Gewalt gegen Frauen: Frau hält abweisend die Hand in die Kamera
© Monster e / Shutterstock
Häusliche Gewalt gegen Frauen ist keine Seltenheit. Autorin Marie von der Benken erklärt, warum es wichtig es, sich laut zu machen und warum man keine Angst davor haben sollte, sich Hilfe zu suchen.

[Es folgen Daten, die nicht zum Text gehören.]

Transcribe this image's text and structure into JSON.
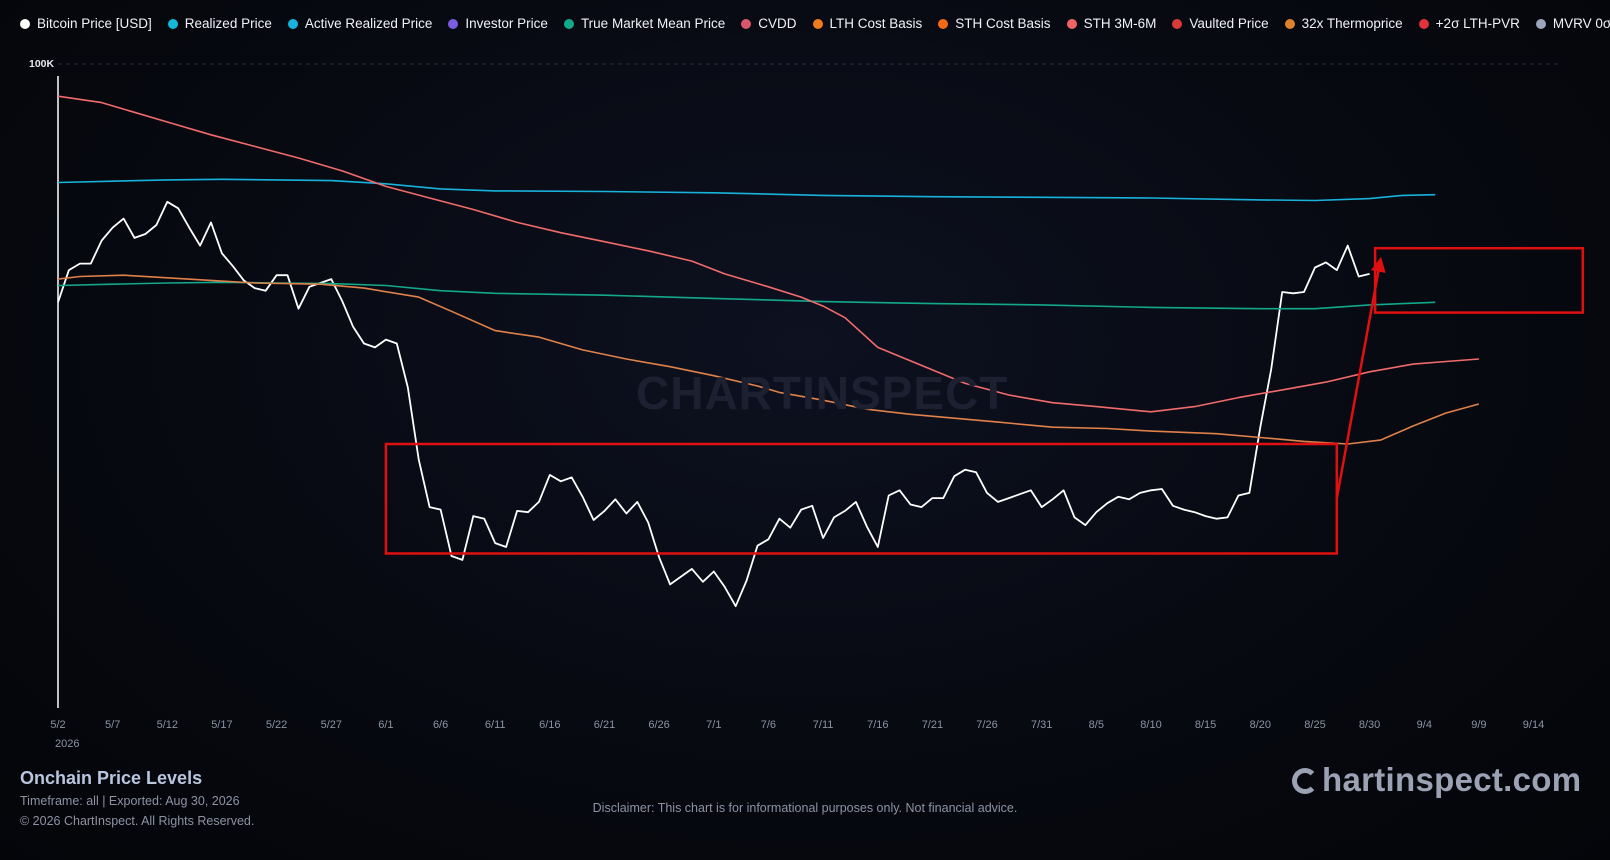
{
  "legend": [
    {
      "label": "Bitcoin Price [USD]",
      "color": "#ffffff"
    },
    {
      "label": "Realized Price",
      "color": "#14b8d8"
    },
    {
      "label": "Active Realized Price",
      "color": "#18b3dc"
    },
    {
      "label": "Investor Price",
      "color": "#7c5ce0"
    },
    {
      "label": "True Market Mean Price",
      "color": "#13a88a"
    },
    {
      "label": "CVDD",
      "color": "#d9566c"
    },
    {
      "label": "LTH Cost Basis",
      "color": "#f07a1e"
    },
    {
      "label": "STH Cost Basis",
      "color": "#f26a16"
    },
    {
      "label": "STH 3M-6M",
      "color": "#f06666"
    },
    {
      "label": "Vaulted Price",
      "color": "#d93a3a"
    },
    {
      "label": "32x Thermoprice",
      "color": "#e0812c"
    },
    {
      "label": "+2σ LTH-PVR",
      "color": "#e0343c"
    },
    {
      "label": "MVRV 0σ",
      "color": "#9ba6bd"
    }
  ],
  "watermark": "CHARTINSPECT",
  "footer": {
    "title": "Onchain Price Levels",
    "timeframe": "Timeframe: all | Exported: Aug 30, 2026",
    "copyright": "© 2026 ChartInspect. All Rights Reserved.",
    "disclaimer": "Disclaimer: This chart is for informational purposes only. Not financial advice.",
    "brand": "hartinspect.com"
  },
  "chart_data": {
    "type": "line",
    "ytick": "100K",
    "year_label": "2026",
    "x_ticks": [
      "5/2",
      "5/7",
      "5/12",
      "5/17",
      "5/22",
      "5/27",
      "6/1",
      "6/6",
      "6/11",
      "6/16",
      "6/21",
      "6/26",
      "7/1",
      "7/6",
      "7/11",
      "7/16",
      "7/21",
      "7/26",
      "7/31",
      "8/5",
      "8/10",
      "8/15",
      "8/20",
      "8/25",
      "8/30",
      "9/4",
      "9/9",
      "9/14"
    ],
    "x_range_days": [
      0,
      135
    ],
    "y_range": [
      50000,
      100000
    ],
    "series": [
      {
        "name": "Bitcoin Price [USD]",
        "color": "#ffffff",
        "values": [
          81500,
          84000,
          84500,
          84500,
          86300,
          87300,
          88000,
          86500,
          86800,
          87500,
          89300,
          88800,
          87300,
          85900,
          87700,
          85300,
          84300,
          83200,
          82600,
          82400,
          83600,
          83600,
          81000,
          82700,
          83000,
          83300,
          81600,
          79600,
          78300,
          78000,
          78600,
          78300,
          74900,
          69300,
          65600,
          65400,
          61800,
          61500,
          64900,
          64700,
          62800,
          62500,
          65300,
          65200,
          66000,
          68100,
          67600,
          67900,
          66400,
          64600,
          65300,
          66200,
          65100,
          66000,
          64400,
          61700,
          59600,
          60200,
          60800,
          59800,
          60600,
          59400,
          57900,
          59900,
          62600,
          63100,
          64700,
          64000,
          65400,
          65700,
          63200,
          64800,
          65300,
          66000,
          64100,
          62500,
          66500,
          66900,
          65800,
          65600,
          66300,
          66300,
          68000,
          68500,
          68300,
          66700,
          66000,
          66300,
          66600,
          66900,
          65600,
          66200,
          66900,
          64800,
          64200,
          65200,
          65900,
          66400,
          66200,
          66700,
          66900,
          67000,
          65700,
          65400,
          65200,
          64900,
          64700,
          64800,
          66500,
          66700,
          71800,
          76300,
          82300,
          82200,
          82300,
          84200,
          84600,
          84000,
          85900,
          83500,
          83700
        ]
      },
      {
        "name": "Active Realized Price",
        "color": "#18b3dc",
        "values": [
          [
            0,
            90800
          ],
          [
            5,
            90900
          ],
          [
            10,
            91000
          ],
          [
            15,
            91050
          ],
          [
            20,
            91000
          ],
          [
            25,
            90950
          ],
          [
            30,
            90700
          ],
          [
            35,
            90300
          ],
          [
            40,
            90150
          ],
          [
            50,
            90100
          ],
          [
            60,
            90000
          ],
          [
            70,
            89800
          ],
          [
            80,
            89700
          ],
          [
            90,
            89650
          ],
          [
            100,
            89600
          ],
          [
            110,
            89450
          ],
          [
            115,
            89400
          ],
          [
            120,
            89550
          ],
          [
            123,
            89800
          ],
          [
            126,
            89850
          ]
        ]
      },
      {
        "name": "True Market Mean Price",
        "color": "#13a88a",
        "values": [
          [
            0,
            82800
          ],
          [
            5,
            82900
          ],
          [
            10,
            83000
          ],
          [
            15,
            83050
          ],
          [
            20,
            83000
          ],
          [
            25,
            82950
          ],
          [
            30,
            82800
          ],
          [
            35,
            82400
          ],
          [
            40,
            82200
          ],
          [
            50,
            82050
          ],
          [
            60,
            81800
          ],
          [
            70,
            81550
          ],
          [
            80,
            81400
          ],
          [
            90,
            81300
          ],
          [
            100,
            81100
          ],
          [
            110,
            81000
          ],
          [
            115,
            81000
          ],
          [
            120,
            81300
          ],
          [
            126,
            81500
          ]
        ]
      },
      {
        "name": "CVDD",
        "color": "#e0814a",
        "values": [
          [
            0,
            83300
          ],
          [
            2,
            83500
          ],
          [
            6,
            83600
          ],
          [
            10,
            83400
          ],
          [
            14,
            83200
          ],
          [
            18,
            83000
          ],
          [
            24,
            82900
          ],
          [
            28,
            82600
          ],
          [
            33,
            81900
          ],
          [
            36,
            80800
          ],
          [
            40,
            79300
          ],
          [
            44,
            78800
          ],
          [
            48,
            77800
          ],
          [
            52,
            77100
          ],
          [
            56,
            76500
          ],
          [
            60,
            75800
          ],
          [
            64,
            75000
          ],
          [
            66,
            74500
          ],
          [
            70,
            73900
          ],
          [
            74,
            73200
          ],
          [
            78,
            72800
          ],
          [
            82,
            72500
          ],
          [
            86,
            72200
          ],
          [
            91,
            71800
          ],
          [
            96,
            71700
          ],
          [
            100,
            71500
          ],
          [
            106,
            71300
          ],
          [
            110,
            71000
          ],
          [
            114,
            70700
          ],
          [
            118,
            70500
          ],
          [
            121,
            70800
          ],
          [
            124,
            71900
          ],
          [
            127,
            72900
          ],
          [
            130,
            73600
          ]
        ]
      },
      {
        "name": "STH 3M-6M",
        "color": "#f26b6b",
        "values": [
          [
            0,
            97500
          ],
          [
            4,
            97000
          ],
          [
            6,
            96500
          ],
          [
            10,
            95500
          ],
          [
            14,
            94500
          ],
          [
            18,
            93600
          ],
          [
            22,
            92700
          ],
          [
            26,
            91700
          ],
          [
            30,
            90500
          ],
          [
            34,
            89600
          ],
          [
            38,
            88700
          ],
          [
            42,
            87700
          ],
          [
            46,
            86900
          ],
          [
            50,
            86200
          ],
          [
            54,
            85500
          ],
          [
            58,
            84700
          ],
          [
            61,
            83700
          ],
          [
            65,
            82700
          ],
          [
            68,
            81900
          ],
          [
            70,
            81200
          ],
          [
            72,
            80300
          ],
          [
            75,
            78000
          ],
          [
            79,
            76600
          ],
          [
            83,
            75200
          ],
          [
            87,
            74300
          ],
          [
            91,
            73700
          ],
          [
            95,
            73400
          ],
          [
            100,
            73000
          ],
          [
            104,
            73400
          ],
          [
            108,
            74100
          ],
          [
            112,
            74700
          ],
          [
            116,
            75300
          ],
          [
            120,
            76100
          ],
          [
            124,
            76700
          ],
          [
            127,
            76900
          ],
          [
            130,
            77100
          ]
        ]
      }
    ],
    "annotations": [
      {
        "type": "rect",
        "color": "#e01010",
        "x": [
          30,
          117
        ],
        "y": [
          62000,
          70500
        ]
      },
      {
        "type": "rect",
        "color": "#e01010",
        "x": [
          120.5,
          139.5
        ],
        "y": [
          80700,
          85700
        ]
      },
      {
        "type": "arrow",
        "color": "#e01010",
        "from": [
          117,
          66300
        ],
        "to": [
          121,
          84800
        ]
      }
    ]
  }
}
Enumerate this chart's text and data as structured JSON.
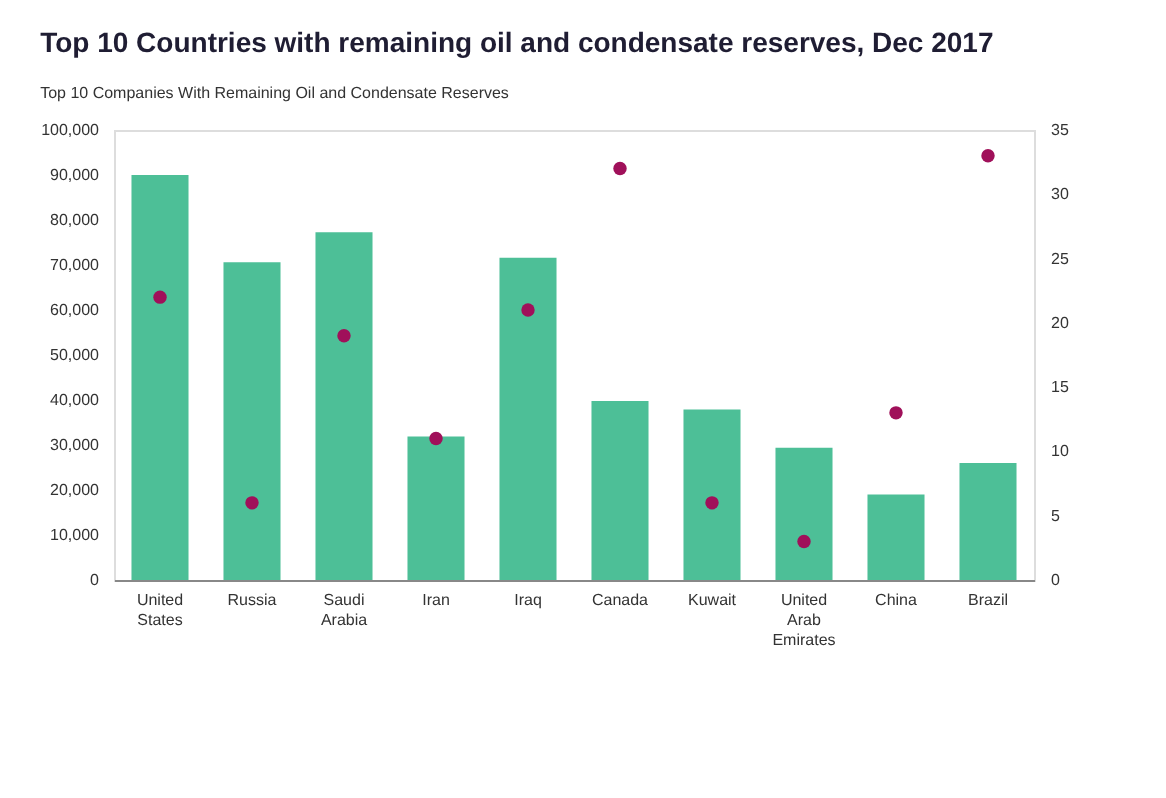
{
  "chart_data": {
    "type": "bar",
    "title": "Top 10 Countries with remaining oil and condensate reserves, Dec 2017",
    "subtitle": "Top 10 Companies With Remaining Oil and Condensate Reserves",
    "categories": [
      "United States",
      "Russia",
      "Saudi Arabia",
      "Iran",
      "Iraq",
      "Canada",
      "Kuwait",
      "United Arab Emirates",
      "China",
      "Brazil"
    ],
    "series": [
      {
        "color": "#4dbf97",
        "values": [
          90000,
          70600,
          77300,
          31900,
          71600,
          39800,
          37900,
          29400,
          19000,
          26000
        ]
      },
      {
        "type": "scatter",
        "axis": "y2",
        "color": "#a0105a",
        "values": [
          22,
          6,
          19,
          11,
          21,
          32,
          6,
          3,
          13,
          33
        ]
      }
    ],
    "ylim": [
      0,
      100000
    ],
    "yticks": [
      0,
      {
        "value": 10000,
        "label": "10,000"
      },
      {
        "value": 20000,
        "label": "20,000"
      },
      {
        "value": 30000,
        "label": "30,000"
      },
      {
        "value": 40000,
        "label": "40,000"
      },
      {
        "value": 50000,
        "label": "50,000"
      },
      {
        "value": 60000,
        "label": "60,000"
      },
      {
        "value": 70000,
        "label": "70,000"
      },
      {
        "value": 80000,
        "label": "80,000"
      },
      {
        "value": 90000,
        "label": "90,000"
      },
      {
        "value": 100000,
        "label": "100,000"
      }
    ],
    "y2lim": [
      0,
      35
    ],
    "y2ticks": [
      0,
      5,
      10,
      15,
      20,
      25,
      30,
      35
    ],
    "grid": false,
    "marker": "circle"
  }
}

Der Feind in den eigenen vier Wänden

Glücksgefühle sind oft mit Geräuschen verbunden. Es kann das Lachen des Kindes sein, die Melodie eines Songs, der an unvergessliche Momente erinnert, das Starten des Motors seines Traumwagens oder das Vogelzwitschern am frühen Morgen im Englischen Garten in Miriams Heimatstadt München. Auch Miriams größtes Glück ist direkt mit einem Geräusch verbunden. Mit dem Klang der Haustür, die ins Schloss fällt, wenn ihr Freund morgens die Wohnung verlässt. Dieses Gefühl von Sicherheit und der Gewissheit, für ein paar Stunden keine Angst haben zu müssen, ist für sie wie eine Befreiung. Im Laufe des Tages wird die Angespanntheit zurückkehren. Die Furcht davor, etwas falsch und ihn damit wütend zu machen. Denn mit jeder Stunde, die vergeht, kommt sie wieder näher. Die Lethargie der Hilflosigkeit, die Miriam begleitet. Jeden Tag. Seit zwei Jahren.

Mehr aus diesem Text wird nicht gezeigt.